Healthcare.gov CEO tells insurance commissioners to examine proposed 2016 rates

In an attempt to keep health insurance premiums affordable for consumers, state regulators have been asked to take a closer look at rate requests before granting them.

Healthcare.gov CEO Kevin Counihan sent a letter this week to insurance commissioners in each state and the District of Columbia, saying rates may not need to go up as much as some insurance companies have proposed for plans individuals buy on health exchanges.

First, recent experience may show an improved medical loss ratio, meaning customers were healthier, and thus less costly, than expected. For example, he writes, Anthem in Connecticut announced that it was lowering its rates from its preliminary filings for this reason.

Secondly, the administration expects risk pools will continue to get healthier.

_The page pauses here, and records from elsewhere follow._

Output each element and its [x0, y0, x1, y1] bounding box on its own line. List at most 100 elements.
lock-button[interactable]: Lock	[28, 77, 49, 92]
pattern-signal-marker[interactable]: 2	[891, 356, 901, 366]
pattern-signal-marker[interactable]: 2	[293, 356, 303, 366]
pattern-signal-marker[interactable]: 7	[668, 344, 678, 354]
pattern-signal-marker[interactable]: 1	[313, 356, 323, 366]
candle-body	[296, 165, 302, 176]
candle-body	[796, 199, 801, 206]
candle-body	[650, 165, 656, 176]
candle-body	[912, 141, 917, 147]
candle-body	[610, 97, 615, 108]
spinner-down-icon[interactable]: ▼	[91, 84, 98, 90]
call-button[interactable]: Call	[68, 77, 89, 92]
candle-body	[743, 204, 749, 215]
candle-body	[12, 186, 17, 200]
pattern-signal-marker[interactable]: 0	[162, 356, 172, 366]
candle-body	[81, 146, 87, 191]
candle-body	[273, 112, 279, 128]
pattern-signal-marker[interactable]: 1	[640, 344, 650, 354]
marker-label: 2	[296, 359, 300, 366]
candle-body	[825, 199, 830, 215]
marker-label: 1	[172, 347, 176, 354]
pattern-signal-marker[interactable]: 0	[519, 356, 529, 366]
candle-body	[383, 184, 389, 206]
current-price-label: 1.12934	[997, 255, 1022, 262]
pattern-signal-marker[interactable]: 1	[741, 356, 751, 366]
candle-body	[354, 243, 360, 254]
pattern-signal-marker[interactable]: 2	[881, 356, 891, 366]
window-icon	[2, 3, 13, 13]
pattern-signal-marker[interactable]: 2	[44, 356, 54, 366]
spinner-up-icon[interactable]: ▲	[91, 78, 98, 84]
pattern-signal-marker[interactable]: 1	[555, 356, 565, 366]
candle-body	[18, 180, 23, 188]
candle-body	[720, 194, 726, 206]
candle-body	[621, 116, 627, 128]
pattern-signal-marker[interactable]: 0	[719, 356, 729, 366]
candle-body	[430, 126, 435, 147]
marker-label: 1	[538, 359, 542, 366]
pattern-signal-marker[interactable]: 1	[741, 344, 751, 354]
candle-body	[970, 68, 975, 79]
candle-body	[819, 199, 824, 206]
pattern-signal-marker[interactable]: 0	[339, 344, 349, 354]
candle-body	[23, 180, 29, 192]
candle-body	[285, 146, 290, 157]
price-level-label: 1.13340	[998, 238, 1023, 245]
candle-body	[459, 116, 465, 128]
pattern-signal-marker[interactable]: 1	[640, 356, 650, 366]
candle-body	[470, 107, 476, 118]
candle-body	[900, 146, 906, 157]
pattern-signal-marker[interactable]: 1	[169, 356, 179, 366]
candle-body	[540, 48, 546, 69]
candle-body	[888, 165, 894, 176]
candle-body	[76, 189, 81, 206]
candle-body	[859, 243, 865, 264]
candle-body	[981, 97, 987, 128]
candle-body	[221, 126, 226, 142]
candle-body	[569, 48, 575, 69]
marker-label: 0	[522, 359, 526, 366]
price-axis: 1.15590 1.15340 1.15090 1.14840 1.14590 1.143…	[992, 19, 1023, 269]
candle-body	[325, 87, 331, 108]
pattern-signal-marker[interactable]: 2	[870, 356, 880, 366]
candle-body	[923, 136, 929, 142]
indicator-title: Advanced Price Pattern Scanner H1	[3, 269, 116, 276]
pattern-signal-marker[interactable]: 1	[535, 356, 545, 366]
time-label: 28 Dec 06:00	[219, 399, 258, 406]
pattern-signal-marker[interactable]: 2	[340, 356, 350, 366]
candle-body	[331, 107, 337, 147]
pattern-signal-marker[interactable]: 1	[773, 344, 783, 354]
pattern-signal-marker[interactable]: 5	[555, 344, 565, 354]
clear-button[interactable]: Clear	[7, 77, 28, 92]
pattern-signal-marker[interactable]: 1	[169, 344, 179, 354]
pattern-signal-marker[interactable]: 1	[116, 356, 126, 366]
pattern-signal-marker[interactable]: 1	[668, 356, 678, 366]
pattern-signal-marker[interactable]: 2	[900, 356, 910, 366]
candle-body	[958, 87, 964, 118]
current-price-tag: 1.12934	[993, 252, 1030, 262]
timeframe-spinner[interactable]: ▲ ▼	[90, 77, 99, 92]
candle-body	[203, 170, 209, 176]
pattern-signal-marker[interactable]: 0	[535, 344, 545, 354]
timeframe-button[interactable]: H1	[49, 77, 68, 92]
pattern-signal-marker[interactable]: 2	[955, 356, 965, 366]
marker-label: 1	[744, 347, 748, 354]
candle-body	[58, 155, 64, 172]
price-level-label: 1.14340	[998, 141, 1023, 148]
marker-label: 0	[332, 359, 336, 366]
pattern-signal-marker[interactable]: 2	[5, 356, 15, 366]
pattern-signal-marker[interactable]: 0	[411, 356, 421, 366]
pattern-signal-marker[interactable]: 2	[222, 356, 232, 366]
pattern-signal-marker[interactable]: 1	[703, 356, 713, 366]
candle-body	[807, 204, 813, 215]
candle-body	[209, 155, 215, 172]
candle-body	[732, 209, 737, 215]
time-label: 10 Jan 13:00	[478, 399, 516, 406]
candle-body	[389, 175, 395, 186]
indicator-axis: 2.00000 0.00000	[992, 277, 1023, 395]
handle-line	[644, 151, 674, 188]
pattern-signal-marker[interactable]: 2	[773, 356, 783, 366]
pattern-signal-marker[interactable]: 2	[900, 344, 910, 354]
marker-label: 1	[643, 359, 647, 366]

The Centers for Medicare & Medicaid Services (CMS) also remains committed to the risk corridor program, and believes that risk corridors collection will be sufficient to pay for all risk corridors payments.

Counihan points out that data suggest that underlying trends in overall medical costs remained moderate through the end of 2014 and into early 2015, despite the spike in pharmaceutical costs.

Finally, Counihan writes that CMS will pay all eligible claim expenses for the 2014 benefit year at a 100 percent coinsurance rate, instead of an 80 percent rate.

Separate studies have suggested coming rate increases, including a Kaiser Family Foundation study last month found that the proposed cost of a benchmark silver plan is, on average, 4.4 percent higher in 2016 than in 2015, and an Avalere analysis that found, based on proposed rate filings in the eight states that have complete data, silver plan rates will increase 5.8 percent.

But it's possible the true Affordable Care Act rates won't be seen until mid-2016, argues Forbes guest columnist Robert Laszewski, FierceHealthPayer previously reported. That's because by then, insurers will have had a few years of experience dealing with claims data under the ACA.